Probably the most popular of all the sites I’ll be discussing in this post, SourceForge will provide you with a range of settings and apps such as wikis, ticketing systems, forums, file browser and metadata editing. From my experience of using SF, it does take quite a while of getting used to, but once you master it, you’ll be glad of it! However, the recent withdrawl of their hosted apps solution (including WordPress) is a disadvantage, but not enough to stop me using the service.
Priding itself as being a site for “social coding”, Github, takes on a minimalistic appearance which is effective when it comes to tweaking your project hosting settings online and navigating the backend of your hosting settings. Just like SourceForge, GitHub also comes with wikis, issue tracking and forums along with pages and SSL protection. If you need a greater range of features, GitHub offers a wide variety of upgraded premium plans.

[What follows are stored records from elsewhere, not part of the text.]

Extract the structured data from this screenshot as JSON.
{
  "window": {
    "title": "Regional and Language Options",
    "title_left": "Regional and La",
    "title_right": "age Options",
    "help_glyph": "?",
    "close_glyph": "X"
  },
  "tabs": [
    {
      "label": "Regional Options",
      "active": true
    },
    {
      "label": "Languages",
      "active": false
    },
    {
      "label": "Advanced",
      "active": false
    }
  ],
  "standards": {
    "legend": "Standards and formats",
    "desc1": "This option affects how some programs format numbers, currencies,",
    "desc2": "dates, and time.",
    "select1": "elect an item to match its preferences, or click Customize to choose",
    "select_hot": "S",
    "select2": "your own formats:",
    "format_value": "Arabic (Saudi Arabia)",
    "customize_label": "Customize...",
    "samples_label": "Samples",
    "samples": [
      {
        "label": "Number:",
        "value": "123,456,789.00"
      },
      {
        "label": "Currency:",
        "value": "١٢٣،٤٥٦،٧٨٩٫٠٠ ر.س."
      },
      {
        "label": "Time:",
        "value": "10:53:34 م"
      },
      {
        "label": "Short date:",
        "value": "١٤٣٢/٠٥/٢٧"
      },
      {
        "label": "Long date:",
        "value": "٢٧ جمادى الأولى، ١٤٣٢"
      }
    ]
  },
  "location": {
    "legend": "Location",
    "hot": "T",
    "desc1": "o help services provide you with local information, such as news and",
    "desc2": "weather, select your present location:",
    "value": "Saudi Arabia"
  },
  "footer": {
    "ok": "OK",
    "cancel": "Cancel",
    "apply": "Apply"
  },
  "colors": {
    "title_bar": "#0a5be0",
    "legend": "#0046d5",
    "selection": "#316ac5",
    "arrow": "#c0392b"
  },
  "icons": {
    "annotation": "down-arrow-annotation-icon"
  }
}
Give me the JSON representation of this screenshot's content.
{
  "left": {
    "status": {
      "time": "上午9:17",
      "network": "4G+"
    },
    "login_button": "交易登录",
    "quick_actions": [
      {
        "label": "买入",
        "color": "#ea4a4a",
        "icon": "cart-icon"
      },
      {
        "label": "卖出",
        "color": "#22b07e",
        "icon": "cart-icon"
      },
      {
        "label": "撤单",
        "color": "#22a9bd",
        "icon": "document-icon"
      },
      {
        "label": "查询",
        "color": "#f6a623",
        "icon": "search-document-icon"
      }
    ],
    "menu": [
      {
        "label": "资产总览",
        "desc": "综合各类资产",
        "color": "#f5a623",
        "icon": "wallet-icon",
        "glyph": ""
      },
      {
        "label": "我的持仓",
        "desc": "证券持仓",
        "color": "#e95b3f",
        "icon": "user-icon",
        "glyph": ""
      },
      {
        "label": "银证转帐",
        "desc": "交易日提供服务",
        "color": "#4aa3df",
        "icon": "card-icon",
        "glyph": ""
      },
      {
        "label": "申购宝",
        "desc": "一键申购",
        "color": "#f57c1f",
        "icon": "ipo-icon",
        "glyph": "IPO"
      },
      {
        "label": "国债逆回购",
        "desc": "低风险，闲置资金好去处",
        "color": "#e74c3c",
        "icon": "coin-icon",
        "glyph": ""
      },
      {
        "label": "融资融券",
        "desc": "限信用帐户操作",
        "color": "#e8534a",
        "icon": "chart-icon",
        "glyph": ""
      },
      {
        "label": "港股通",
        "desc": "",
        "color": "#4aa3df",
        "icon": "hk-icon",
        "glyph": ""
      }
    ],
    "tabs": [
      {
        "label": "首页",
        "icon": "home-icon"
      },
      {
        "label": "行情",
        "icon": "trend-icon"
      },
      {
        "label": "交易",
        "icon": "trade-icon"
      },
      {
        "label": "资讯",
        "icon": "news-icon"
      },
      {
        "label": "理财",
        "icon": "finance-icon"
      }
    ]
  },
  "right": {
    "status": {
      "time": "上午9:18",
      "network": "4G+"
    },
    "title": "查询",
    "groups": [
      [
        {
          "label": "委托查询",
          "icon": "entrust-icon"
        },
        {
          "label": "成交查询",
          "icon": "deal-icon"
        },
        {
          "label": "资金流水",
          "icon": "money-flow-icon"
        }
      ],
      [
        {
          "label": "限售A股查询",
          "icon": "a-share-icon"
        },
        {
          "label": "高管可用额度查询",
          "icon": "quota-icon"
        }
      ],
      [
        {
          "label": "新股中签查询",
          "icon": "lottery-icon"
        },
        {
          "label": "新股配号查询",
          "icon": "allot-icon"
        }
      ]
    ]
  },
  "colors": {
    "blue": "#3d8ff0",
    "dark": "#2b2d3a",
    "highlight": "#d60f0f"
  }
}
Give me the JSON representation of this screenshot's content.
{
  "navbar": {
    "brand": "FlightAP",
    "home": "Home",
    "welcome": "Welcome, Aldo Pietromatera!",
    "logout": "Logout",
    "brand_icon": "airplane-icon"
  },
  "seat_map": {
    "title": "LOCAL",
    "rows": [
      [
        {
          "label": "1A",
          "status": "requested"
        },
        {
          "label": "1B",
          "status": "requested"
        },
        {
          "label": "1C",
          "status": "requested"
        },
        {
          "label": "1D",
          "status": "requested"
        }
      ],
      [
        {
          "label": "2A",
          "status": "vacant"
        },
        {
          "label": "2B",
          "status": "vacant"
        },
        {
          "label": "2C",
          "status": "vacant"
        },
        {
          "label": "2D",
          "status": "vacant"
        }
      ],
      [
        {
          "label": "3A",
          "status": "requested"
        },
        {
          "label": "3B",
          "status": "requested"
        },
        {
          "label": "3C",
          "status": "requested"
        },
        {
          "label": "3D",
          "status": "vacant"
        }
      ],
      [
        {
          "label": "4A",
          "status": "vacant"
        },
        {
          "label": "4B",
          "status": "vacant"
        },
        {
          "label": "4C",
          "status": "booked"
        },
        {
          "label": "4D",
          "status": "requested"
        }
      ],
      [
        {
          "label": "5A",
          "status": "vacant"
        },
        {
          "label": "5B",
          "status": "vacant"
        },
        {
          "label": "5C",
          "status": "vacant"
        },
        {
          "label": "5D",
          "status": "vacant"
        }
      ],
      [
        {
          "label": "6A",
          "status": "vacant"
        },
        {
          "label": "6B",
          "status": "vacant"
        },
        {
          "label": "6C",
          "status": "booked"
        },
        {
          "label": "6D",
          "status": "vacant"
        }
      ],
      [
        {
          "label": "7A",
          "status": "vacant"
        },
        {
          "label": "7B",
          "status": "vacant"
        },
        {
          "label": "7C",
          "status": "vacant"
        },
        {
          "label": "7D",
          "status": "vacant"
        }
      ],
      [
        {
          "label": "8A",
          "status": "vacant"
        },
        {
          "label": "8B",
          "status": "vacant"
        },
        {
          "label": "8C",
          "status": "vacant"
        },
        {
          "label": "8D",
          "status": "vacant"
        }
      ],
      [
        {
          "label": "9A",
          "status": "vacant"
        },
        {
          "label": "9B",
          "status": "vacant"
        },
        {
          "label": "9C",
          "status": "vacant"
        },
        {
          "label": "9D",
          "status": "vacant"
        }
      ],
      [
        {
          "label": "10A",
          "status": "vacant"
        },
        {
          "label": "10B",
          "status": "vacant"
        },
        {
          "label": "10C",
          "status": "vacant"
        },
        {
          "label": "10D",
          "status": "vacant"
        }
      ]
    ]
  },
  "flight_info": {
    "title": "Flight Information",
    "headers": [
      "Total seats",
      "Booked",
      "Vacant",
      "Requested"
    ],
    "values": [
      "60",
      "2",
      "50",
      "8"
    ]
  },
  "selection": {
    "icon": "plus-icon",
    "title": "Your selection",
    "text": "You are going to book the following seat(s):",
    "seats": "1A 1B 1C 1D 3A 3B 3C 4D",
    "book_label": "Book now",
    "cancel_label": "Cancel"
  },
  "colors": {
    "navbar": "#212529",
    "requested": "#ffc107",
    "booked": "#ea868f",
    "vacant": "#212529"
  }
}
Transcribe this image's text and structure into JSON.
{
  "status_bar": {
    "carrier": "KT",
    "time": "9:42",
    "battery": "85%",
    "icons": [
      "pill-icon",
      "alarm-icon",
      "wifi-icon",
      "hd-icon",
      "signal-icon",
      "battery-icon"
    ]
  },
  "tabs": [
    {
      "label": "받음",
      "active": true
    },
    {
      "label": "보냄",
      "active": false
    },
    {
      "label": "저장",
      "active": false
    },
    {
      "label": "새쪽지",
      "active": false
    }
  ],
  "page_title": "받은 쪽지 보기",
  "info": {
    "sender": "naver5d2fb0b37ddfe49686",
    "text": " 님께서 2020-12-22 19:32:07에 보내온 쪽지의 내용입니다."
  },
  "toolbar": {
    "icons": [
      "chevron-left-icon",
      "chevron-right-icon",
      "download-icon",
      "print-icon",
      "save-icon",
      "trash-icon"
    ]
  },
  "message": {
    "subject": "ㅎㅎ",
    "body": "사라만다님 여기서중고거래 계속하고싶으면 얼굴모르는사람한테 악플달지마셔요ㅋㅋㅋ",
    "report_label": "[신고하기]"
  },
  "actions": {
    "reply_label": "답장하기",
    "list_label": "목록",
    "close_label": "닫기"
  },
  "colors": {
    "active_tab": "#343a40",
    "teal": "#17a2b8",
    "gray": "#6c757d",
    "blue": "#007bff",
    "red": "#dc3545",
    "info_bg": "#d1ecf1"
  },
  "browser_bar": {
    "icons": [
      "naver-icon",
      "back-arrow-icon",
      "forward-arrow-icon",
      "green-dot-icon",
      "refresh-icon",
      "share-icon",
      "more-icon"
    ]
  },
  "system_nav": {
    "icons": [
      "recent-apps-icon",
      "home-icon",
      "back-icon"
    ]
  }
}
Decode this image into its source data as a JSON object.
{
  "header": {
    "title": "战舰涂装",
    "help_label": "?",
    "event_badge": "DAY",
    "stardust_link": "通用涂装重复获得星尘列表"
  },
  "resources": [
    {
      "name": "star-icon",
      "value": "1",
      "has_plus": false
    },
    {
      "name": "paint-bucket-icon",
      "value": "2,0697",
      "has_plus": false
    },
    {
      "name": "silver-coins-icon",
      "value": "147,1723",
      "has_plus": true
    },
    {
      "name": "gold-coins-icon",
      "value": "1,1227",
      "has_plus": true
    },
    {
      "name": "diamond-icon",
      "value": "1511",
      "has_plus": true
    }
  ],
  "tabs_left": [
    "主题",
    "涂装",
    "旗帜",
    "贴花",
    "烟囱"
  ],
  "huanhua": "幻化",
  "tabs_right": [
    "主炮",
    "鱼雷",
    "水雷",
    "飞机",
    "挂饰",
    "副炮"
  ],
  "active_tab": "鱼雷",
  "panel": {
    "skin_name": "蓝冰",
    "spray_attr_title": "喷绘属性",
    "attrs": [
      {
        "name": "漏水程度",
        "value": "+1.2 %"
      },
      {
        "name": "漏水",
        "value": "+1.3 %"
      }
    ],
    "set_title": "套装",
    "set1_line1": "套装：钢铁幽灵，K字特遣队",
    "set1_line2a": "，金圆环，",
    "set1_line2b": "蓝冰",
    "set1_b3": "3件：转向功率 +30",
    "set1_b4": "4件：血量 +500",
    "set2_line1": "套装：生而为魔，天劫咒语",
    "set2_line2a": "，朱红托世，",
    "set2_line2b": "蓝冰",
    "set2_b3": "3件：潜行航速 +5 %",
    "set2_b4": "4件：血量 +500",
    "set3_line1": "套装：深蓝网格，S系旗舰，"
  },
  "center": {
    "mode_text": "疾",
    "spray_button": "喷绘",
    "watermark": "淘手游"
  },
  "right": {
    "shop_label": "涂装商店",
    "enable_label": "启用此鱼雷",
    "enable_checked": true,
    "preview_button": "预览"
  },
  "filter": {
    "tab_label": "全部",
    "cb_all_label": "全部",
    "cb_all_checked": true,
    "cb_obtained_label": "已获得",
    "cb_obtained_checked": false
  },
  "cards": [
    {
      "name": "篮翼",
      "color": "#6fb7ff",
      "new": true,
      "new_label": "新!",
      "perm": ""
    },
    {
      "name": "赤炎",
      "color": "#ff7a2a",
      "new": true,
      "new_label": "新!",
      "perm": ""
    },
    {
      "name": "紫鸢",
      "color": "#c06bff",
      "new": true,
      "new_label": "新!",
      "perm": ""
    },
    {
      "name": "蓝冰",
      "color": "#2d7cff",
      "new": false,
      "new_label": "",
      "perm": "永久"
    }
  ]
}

If you have a Google Account, you’ll probably favour this product to save the time creating a new account on another site. Other Google sites have recently undergone a makeover to match their new brand colours and ethos, Google Code still needs to see the light of day for this re-design, this to me could suggest that Google sees Google Code as a less important product. Feature-wise Google Code does not really offer much, if anything less, than the previous two sites. Space is quite limited, but setting up your project shouldn’t be too hard. Probably the best solution for the newbie coder with close integration with Google Developers.
Microsoft’s own dive into the project hosting market is a fabulous entry, taking on a modern Windows 8 Metro appearance, it’s easy to see that CodePlex is a modern venture by Microsoft. Focusing more on collaboration on the project development side of things, it’s somewhat easy to get up off the ground when starting your project on CodePlex. Overall, it’s worth a shot.
Not to be confused with a feature of Mac OS, Launchpad is probably the smallest of these hosting providers. It seems that this solution is more tailored to developers planning to reach the Ubuntu and Linux market, with features such as Ubuntu Package Building and Hosting. PRojects can also be thrown open to the community for translations. Overall, a confusing appearance that seems to be a little outdated, but when mastered, will be a powerful source for distributing projects.